The NodeJS Innovation Advantage

January 28, 2012

Thesis: “when building large scale distributed systems, high performance functional programming languages provide the quickest turnaround from idea to concept; however such advantage disappears as we move from concept to production, and the overall time from idea to production across all programming languages is of the same order of magnitude”.

The NodeJS innovation advantage

I posted this diagram, without justification, yesterday evening, in an attempt to gauge the reactions of the community, in twitter. Thank you to all of you that commented. With the experiment done, let me now provide my thesis and hopefully address most of the feedback so far. I intend to make this post fluid and keep updating as the conversation evolves.

Now, let me qualify the thesis. First, this is a thesis applicable to multiple domains, whether that’s a low-level network switch appliance, a http proxy gateway or a web application. As a consequence, this is not a framework comparison, it’s not about Rails vs Django vs Play vs Express vs …. This is not an argument about dynamic vs statically typed programming languages, although that definitely plays a partial role in the thesis.

Mine is a thesis about the complete team productivity by programming language and across the full product life-cycle from inception to retirement. The thesis is purely based on my observations throughout the years. There is not data to back it up, except anecdotal evidence. In summary, mine is a qualitative statement, not a quantitative one.

If the thesis were true, this would mean that teams using high-performance and functional programming languages can iterate more quickly from idea to concept. Such quick turnaround allows a constant validation of ideas in the code. Because it is quickly possible to see the idea running, we can afford to have more ideas. The quicker we are able to iterate between idea and concept, the more we are innovating.

Such quick turnaround has a real trade-off and a false trade-off.

Moving these concepts to production is difficult. Whether it’s Scheme, or Lisp, or Clojure, or JavaScript, it becomes clear that we are “naked”. Except in “safe but useless” languages, such as Haskell, in most “useful but unsafe” programming languages, the developer has to compensate for the dynamic nature of the language. The developer has to provide the strictness, and to a degree perform the job of the compiler. In statically-typed and imperative programming languages, the compile infrastructure helps the developer ensure the correctness of the code. In dynamically-typed and functional programming languages –by the way, yes these are orthogonal concepts but usually associated–, the developer needs to structure code and provide the necessary checks, assertions, unit tests, regressions tests and modular design. The addition of type hinting and type inference does not change this, it only shifts effort between “before concept” and “after concept”.
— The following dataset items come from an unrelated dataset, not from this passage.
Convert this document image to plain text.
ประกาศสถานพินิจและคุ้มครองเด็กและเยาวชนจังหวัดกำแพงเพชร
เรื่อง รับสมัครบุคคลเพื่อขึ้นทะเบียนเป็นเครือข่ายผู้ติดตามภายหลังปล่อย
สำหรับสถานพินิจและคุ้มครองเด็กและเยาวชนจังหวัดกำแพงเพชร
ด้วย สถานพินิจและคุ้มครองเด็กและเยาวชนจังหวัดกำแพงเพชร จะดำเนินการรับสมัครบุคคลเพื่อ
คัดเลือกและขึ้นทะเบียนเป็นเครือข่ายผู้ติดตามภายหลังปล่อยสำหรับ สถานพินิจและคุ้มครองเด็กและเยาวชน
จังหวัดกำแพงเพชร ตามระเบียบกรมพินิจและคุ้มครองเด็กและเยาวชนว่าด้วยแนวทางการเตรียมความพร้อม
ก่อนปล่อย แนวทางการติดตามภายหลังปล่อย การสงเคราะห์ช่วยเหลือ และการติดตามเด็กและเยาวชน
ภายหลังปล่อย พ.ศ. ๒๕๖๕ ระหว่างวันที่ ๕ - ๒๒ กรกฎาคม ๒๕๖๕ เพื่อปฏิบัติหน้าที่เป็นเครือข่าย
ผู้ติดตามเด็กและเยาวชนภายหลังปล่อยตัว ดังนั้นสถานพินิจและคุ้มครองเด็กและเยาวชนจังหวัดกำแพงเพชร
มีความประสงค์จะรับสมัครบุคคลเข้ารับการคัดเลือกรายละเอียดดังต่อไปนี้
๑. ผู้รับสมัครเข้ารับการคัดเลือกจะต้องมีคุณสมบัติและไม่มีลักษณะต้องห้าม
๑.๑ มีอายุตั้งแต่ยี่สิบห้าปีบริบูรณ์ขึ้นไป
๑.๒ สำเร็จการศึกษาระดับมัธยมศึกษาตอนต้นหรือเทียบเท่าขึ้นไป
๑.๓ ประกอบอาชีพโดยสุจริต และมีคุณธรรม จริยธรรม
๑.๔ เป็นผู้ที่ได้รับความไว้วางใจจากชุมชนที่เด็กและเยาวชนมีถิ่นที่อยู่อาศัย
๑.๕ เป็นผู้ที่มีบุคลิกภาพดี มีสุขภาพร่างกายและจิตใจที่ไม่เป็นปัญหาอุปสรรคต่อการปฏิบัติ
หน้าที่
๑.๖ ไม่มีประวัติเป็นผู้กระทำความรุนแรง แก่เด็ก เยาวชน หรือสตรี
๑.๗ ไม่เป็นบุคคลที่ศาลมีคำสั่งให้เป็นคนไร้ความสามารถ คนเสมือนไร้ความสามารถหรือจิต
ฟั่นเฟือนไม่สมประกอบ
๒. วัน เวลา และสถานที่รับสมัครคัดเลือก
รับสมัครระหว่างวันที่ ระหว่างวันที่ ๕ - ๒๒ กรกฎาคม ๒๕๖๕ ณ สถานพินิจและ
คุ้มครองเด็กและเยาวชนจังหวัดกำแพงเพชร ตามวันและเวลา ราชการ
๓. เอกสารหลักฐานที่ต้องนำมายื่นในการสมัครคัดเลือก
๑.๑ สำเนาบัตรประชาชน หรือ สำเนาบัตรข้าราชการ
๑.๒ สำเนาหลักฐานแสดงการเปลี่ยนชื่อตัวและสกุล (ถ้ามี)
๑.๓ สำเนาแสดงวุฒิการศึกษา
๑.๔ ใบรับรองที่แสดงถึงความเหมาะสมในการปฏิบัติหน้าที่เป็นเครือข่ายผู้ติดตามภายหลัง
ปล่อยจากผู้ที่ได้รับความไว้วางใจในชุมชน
High-performance functional programming languages trade strictness for innovation potential. Without the additional investment in checks and tests, these systems are not predictable. The time we gained upfront, we pay later for. I’d argue such trade-off is good, and allows quick iteration to find the right idea.

The second trade-off is about tech debt. The time to production is identical across languages, but because the developer in high-performance functional programming languages had to compensate for the lack of compiler infrastructure and runtime guardrails by adding completeness of tests and checks, the system is easier to maintain and has overall a better architecture. This is almost counter intuitive and I think most people don’t think this way because they move too quickly from concept to production, and don’t implement the necessary strictness. There is a tendency in the developer to move quickly from concept to production, and therefore accruing overall technical debt.

Finally, I believe server-side JavaScript and Google V8 provide such high-performance functional programming language, in the skin of an imperative one, and enable this quick turnaround from idea to concept. This possibly one of the key reasons we are seeing such explosion in adoption. I only hope developers start to realize the trade-off they are doing, and that in order to avoid accrual of technical debt, they better invest in checks and tests before they rush into production.